Surgery began with vaginal evaluation using an Olympus GIF-PG260 endoscope (Olympus Corp., Tokyo, Japan). We confirmed that the tumor was confined to the posterior vaginal wall (Fig. 4a). The edge of the tumor was approximately 1 cm away from the cervix, and it was approximately 3 cm long and 3 cm wide, positioned from 3 o’clock on the left wall to 7 o’clock on the right wall. The patient was then fixed in the lithotomy position to secure the working space for intraoperative endoscopic investigation. A 5-mm cam port was inserted, and the intra-abdominal cavity was investigated. Laparoscopy confirmed the absence of dissemination of the tumor, nodules on the omentum, and swollen lymph nodes. A small amount of ascites was detected, but the cytology was negative. The top of the uterus was ligated to the abdominal wall to secure the space behind it. Laparoscopy provided good visualization of the area posterior to the vagina, and separation between the vagina and the anterior wall of the rectum was performed (Fig. 5a–d). During the laparoscopic procedure, the extent of the tumor was endoscopically confirmed, and marking sutures were placed on both proximal and distal ends of the tumor, penetrating through the vaginal wall to the pelvic cavity (Fig. 4b). Thus, the marker was identified laparoscopically, and the extent of the tumor was confirmed. No direct invasion of the tumor into the rectum was observed. The lateral side of the vagina was separated to mobilize the posterior half of the vagina.

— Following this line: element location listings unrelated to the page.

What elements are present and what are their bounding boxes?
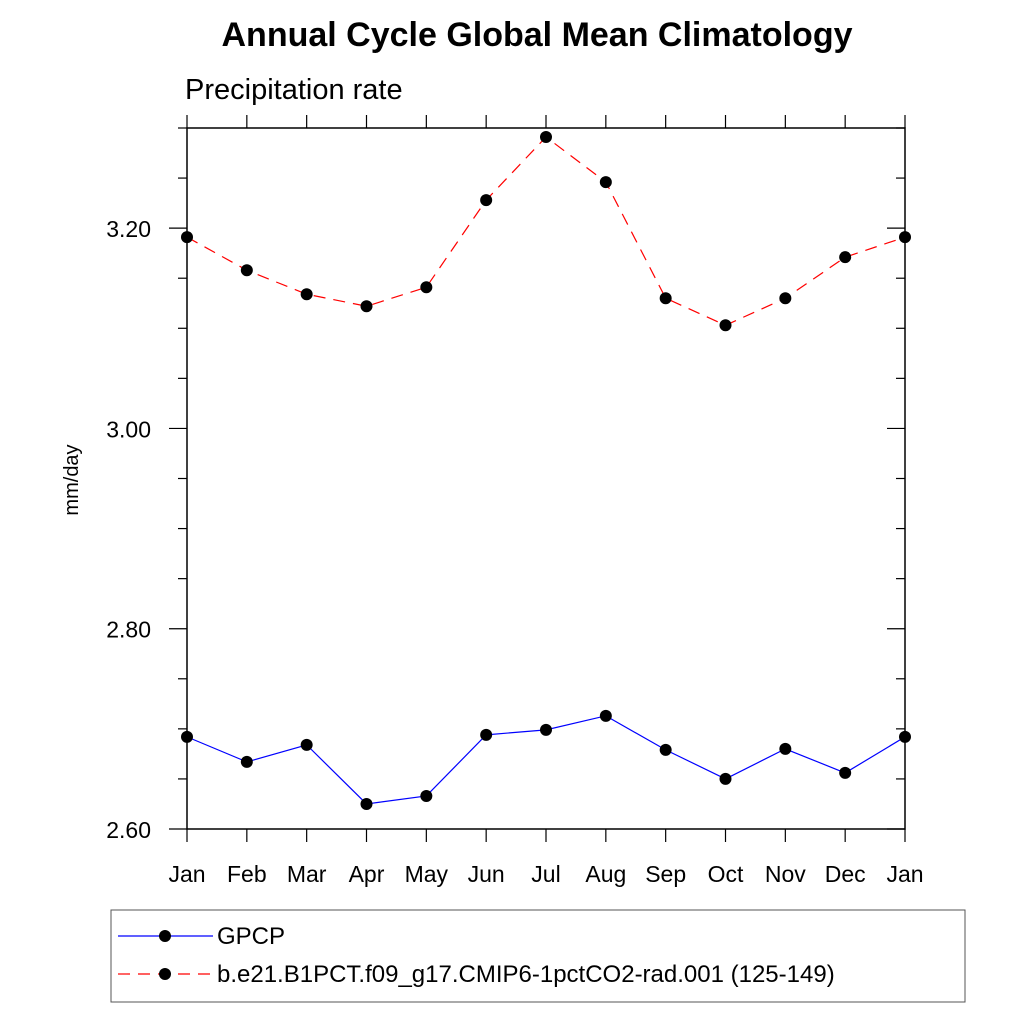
x-tick-label: Sep [645,861,686,887]
x-tick-label: Jan [168,861,205,887]
data-point [659,292,672,305]
data-point [779,292,792,305]
x-tick-label: Jun [468,861,505,887]
chart-subtitle: Precipitation rate [185,74,403,106]
plot-frame [186,127,906,830]
data-point [659,743,672,756]
data-point [719,319,732,332]
series-line-1 [186,136,906,326]
data-point [480,194,493,207]
data-point [540,131,552,144]
data-point [300,288,313,301]
data-point [181,730,193,743]
data-point [480,728,493,741]
legend: GPCP b.e21.B1PCT.f09_g17.CMIP6-1pctCO2-r… [110,909,966,1003]
data-point [899,730,911,743]
chart-title: Annual Cycle Global Mean Climatology [222,16,853,54]
x-tick-label: Apr [349,861,385,887]
data-point [719,772,732,785]
y-tick-label: 3.00 [106,416,151,442]
x-tick-labels: Jan Feb Mar Apr May Jun Jul Aug Sep Oct Nov Dec Jan [168,861,923,887]
legend-label-gpcp: GPCP [217,923,285,950]
x-tick-label: Mar [287,861,327,887]
data-point [360,797,373,810]
x-tick-label: Jul [531,861,560,887]
x-tick-label: Oct [708,861,744,887]
legend-label-model: b.e21.B1PCT.f09_g17.CMIP6-1pctCO2-rad.00… [217,961,835,988]
y-tick-labels: 2.60 2.80 3.00 3.20 [106,216,151,843]
data-point [779,742,792,755]
data-point [240,755,253,768]
x-tick-label: Nov [765,861,806,887]
data-point [240,264,253,277]
legend-box [110,909,966,1003]
data-point [540,723,552,736]
legend-marker-model [159,968,171,980]
y-tick-label: 2.80 [106,617,151,643]
x-tick-label: Aug [585,861,626,887]
data-point [599,176,612,189]
data-point [181,231,193,244]
y-tick-label: 3.20 [106,216,151,242]
data-point [420,789,433,802]
data-point [300,738,313,751]
axis-ticks [169,115,906,842]
legend-marker-gpcp [159,930,171,942]
data-point [899,231,911,244]
data-point [839,251,852,264]
data-point [599,709,612,722]
x-tick-label: May [405,861,449,887]
series-layer [181,131,911,810]
x-tick-label: Dec [825,861,866,887]
data-point [360,300,373,313]
x-tick-label: Feb [227,861,267,887]
data-point [839,766,852,779]
y-tick-label: 2.60 [106,817,151,843]
x-tick-label: Jan [886,861,923,887]
data-point [420,281,433,294]
y-axis-label: mm/day [61,444,83,515]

The patient was then placed in the jackknife position, and a 5-cm posterior sagittal incision was made (Fig. 6a); this approach is similar to posterior sagittal anorectoplasty (PSARP) for the correction of an imperforated anus [9]. The rectum was identified and taped after dissection through the subcutaneous and muscular layers (Fig. 6b). It was easy to separate the lateral side of the rectum because most of the separations had already been performed laparoscopically. The vagina and markers were easily identified by pushing the rectum aside, and the tumor was resected with direct visualization of the markers, vaginal wall, and tumor (Fig. 6c). After complete resection of the tumor from the vagina, we reconstructed the vagina with intermittent sutures on the posterior wall (Fig. 6d). A 14-Fr soft plastic tube was inserted to secure the cavity. The rectum was placed back, the dissected muscle and subcutaneous tissues were sutured in layers, and the incision was closed.
Pathological examination of the resected tumor confirmed complete resection of the tumor with viable tumor cells without invasion of the vertical or horizontal margins. After recovery from surgery, the patient received the third and fourth cycles of the ICE regimen as adjuvant therapy. AFP levels expectedly dropped and remained within the normal range (Fig. 2).
At each step of the treatment, the tumor board was held to discuss how to manage the patient including the regimen of chemotherapy and the surgical strategy. No complications of definitive surgery other than an episode of urinary tract infection, possibly due to temporary urinary incontinence, were observed.